Kaitlin nods gratefully. I give her one last look before closing the fire escape door, locking it with the key. She didn’t even say thank you, I think, as adrenaline spikes in my gut. I hurry over to the closest toilet stall as the bathroom door explodes off its hinges. I don’t have time to look, though. I drop the key into the toilet bowl with a plink and reach for the flusher. At the same time, footsteps rain down on the tiles like bullets as a blur passes by the open toilet stall I’m crammed into. Someone throws themselves at the locked fire escape door, using their body weight to try and open it and failing miserably. The door is made of steel. Even Ironman isn’t breaking that shit down.

I shrink deeper into the stall as the person stumbles back from the door and into my line of sight. I don’t want to look. I don’t want to know.

“Hey!” a deep voice yells. Instinctively, I look toward the source of the noise, both terrified and unreasonably calm, my fingers closing around the flush handle. The guy in front of me is scarily impressive, at least six four and pointing a gun in my face. Right in my face. I’m crammed in this stall, tucked on one side of the toilet, my hands itching. It feels like this is a dream. But it’s not a dream. This is really happening.

“Don’t do it,” the guy warns.

I start to push the flusher down when he steps closer, glancing down at the lone silver-colored key in the toilet bowl. “I said don’t do it. I need that key.”

“Maybe you should ask nicely,” I say, stalling. I hope the girl is far, far away by now, hauling ass to my apartment. I really don’t want to watch her head explode if this guy catches up to her and plants a bullet in her head.

Then again, I also don’t want to experience my own head exploding if he shoots me.

The guy, who looks more than slightly unhinged, cocks his head to the side and gives me a lopsided grin. “You look like a girl who does what she’s told,” he says, shaggy brown hair slipping over one hazel-colored eye.

“And you look like you should be driving a limo,” I reply, looking pointedly at the ridiculous hat he’s wearing. “So I guess we’re both a lousy judge of character.”

He sighs, shaking his head. “Okay, for you, I’ll ask. Pretty fucking please, get your fucking hand off that fucking toilet so I can get that fucking key!”

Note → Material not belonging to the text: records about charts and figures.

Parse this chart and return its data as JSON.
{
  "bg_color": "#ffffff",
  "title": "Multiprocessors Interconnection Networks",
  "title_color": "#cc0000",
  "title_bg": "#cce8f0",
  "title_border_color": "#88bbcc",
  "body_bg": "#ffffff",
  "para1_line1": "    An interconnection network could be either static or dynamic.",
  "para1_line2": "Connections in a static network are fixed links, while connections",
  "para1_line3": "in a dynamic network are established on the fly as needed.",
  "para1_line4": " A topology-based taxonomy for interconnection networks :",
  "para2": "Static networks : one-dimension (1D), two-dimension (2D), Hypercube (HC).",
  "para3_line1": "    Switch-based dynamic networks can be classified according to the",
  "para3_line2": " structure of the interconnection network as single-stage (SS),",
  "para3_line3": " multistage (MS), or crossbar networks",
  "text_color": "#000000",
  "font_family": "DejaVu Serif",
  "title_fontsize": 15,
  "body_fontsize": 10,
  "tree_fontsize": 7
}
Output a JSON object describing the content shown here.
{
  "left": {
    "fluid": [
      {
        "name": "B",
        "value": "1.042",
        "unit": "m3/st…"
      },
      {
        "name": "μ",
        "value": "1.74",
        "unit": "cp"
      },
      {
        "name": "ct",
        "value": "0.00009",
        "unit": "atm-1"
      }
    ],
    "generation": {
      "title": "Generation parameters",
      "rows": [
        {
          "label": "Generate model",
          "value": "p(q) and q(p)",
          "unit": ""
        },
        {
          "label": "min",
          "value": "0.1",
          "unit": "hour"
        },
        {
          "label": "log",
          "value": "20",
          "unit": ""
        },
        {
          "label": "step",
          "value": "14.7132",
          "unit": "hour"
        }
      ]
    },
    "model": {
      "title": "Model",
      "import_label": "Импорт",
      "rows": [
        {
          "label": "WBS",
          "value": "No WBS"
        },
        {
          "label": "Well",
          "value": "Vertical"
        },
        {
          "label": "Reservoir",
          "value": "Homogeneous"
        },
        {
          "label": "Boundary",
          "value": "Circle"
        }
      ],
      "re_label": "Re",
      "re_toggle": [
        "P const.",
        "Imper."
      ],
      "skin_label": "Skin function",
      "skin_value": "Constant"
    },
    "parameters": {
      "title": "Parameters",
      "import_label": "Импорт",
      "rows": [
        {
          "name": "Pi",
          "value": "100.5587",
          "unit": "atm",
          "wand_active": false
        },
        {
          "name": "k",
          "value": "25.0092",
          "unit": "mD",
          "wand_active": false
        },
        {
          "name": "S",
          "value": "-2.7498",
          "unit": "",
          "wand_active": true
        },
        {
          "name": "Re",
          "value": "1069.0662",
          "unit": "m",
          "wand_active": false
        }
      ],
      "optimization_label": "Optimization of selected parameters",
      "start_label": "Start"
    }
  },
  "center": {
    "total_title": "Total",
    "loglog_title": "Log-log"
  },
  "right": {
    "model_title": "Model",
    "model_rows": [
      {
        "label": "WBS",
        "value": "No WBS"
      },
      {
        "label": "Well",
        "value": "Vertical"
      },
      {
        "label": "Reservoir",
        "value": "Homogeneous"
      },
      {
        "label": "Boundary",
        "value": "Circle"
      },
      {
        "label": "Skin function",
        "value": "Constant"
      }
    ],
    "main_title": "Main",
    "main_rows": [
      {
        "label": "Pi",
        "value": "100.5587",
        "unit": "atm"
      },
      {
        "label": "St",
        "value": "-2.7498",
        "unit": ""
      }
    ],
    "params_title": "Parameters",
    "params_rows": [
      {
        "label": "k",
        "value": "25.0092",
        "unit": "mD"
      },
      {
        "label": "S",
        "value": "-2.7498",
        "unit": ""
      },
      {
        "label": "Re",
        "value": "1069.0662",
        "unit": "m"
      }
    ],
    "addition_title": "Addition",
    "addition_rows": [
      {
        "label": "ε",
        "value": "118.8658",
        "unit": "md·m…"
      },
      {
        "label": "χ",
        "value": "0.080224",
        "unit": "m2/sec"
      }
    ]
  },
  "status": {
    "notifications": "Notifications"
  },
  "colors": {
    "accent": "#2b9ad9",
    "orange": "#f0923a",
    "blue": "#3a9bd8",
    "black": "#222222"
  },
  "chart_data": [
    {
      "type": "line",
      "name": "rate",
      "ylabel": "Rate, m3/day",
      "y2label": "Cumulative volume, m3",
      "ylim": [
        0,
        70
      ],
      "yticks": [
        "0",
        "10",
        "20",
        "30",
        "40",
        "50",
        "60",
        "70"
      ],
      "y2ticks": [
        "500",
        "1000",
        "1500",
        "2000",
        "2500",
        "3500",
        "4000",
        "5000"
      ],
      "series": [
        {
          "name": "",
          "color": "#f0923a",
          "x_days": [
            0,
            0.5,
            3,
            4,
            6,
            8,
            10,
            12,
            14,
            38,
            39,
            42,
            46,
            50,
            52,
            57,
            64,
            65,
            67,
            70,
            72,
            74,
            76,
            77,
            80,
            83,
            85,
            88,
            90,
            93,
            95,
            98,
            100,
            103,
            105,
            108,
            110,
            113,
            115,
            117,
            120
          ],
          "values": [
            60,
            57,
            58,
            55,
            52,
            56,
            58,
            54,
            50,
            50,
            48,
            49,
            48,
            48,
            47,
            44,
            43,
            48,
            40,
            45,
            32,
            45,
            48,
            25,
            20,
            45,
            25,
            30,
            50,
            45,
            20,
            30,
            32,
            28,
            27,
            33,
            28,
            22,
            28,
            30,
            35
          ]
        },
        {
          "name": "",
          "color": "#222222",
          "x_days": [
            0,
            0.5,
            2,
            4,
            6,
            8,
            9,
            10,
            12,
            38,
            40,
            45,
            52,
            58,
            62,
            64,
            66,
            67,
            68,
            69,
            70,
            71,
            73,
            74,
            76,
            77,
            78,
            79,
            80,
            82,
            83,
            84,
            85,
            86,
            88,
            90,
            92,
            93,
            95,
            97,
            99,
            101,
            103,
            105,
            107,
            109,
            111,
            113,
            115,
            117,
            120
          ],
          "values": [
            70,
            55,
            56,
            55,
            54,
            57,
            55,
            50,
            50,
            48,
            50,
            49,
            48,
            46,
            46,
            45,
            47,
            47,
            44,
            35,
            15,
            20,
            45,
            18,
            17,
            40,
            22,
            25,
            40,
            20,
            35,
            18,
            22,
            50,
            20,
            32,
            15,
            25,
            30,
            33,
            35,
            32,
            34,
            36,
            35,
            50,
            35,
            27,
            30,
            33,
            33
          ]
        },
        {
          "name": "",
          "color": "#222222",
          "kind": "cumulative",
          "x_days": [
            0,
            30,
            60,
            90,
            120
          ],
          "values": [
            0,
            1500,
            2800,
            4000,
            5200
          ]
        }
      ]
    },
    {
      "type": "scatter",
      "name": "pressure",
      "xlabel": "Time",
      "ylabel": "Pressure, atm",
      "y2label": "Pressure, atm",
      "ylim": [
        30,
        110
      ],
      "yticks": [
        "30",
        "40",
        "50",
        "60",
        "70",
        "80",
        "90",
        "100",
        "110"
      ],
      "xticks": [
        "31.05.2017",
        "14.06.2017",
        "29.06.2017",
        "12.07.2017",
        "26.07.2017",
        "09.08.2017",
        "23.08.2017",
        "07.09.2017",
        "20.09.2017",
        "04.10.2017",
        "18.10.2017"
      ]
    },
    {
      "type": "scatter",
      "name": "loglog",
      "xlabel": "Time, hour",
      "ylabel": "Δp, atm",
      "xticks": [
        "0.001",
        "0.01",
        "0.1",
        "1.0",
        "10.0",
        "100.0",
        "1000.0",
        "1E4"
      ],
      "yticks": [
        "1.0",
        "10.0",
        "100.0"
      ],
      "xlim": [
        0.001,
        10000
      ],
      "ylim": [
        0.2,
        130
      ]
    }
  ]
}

He scowls at me, his mouth twitching as if he’s incredibly angry.

I wonder if he’ll shoot me. I wonder why I’m so calm.

I flush the key.

And then, all I see is his fist flying at my face. I suck in a breath, expecting to fall like a sack of potatoes, hoping I won’t land face first in the toilet bowl and drown in three inches of rusty water. It’d be just my luck to die that stupidly. But his fist never reaches my face. Instead, it smashes into the veneer beside me that separates the stalls, the force so great that the wood splinters.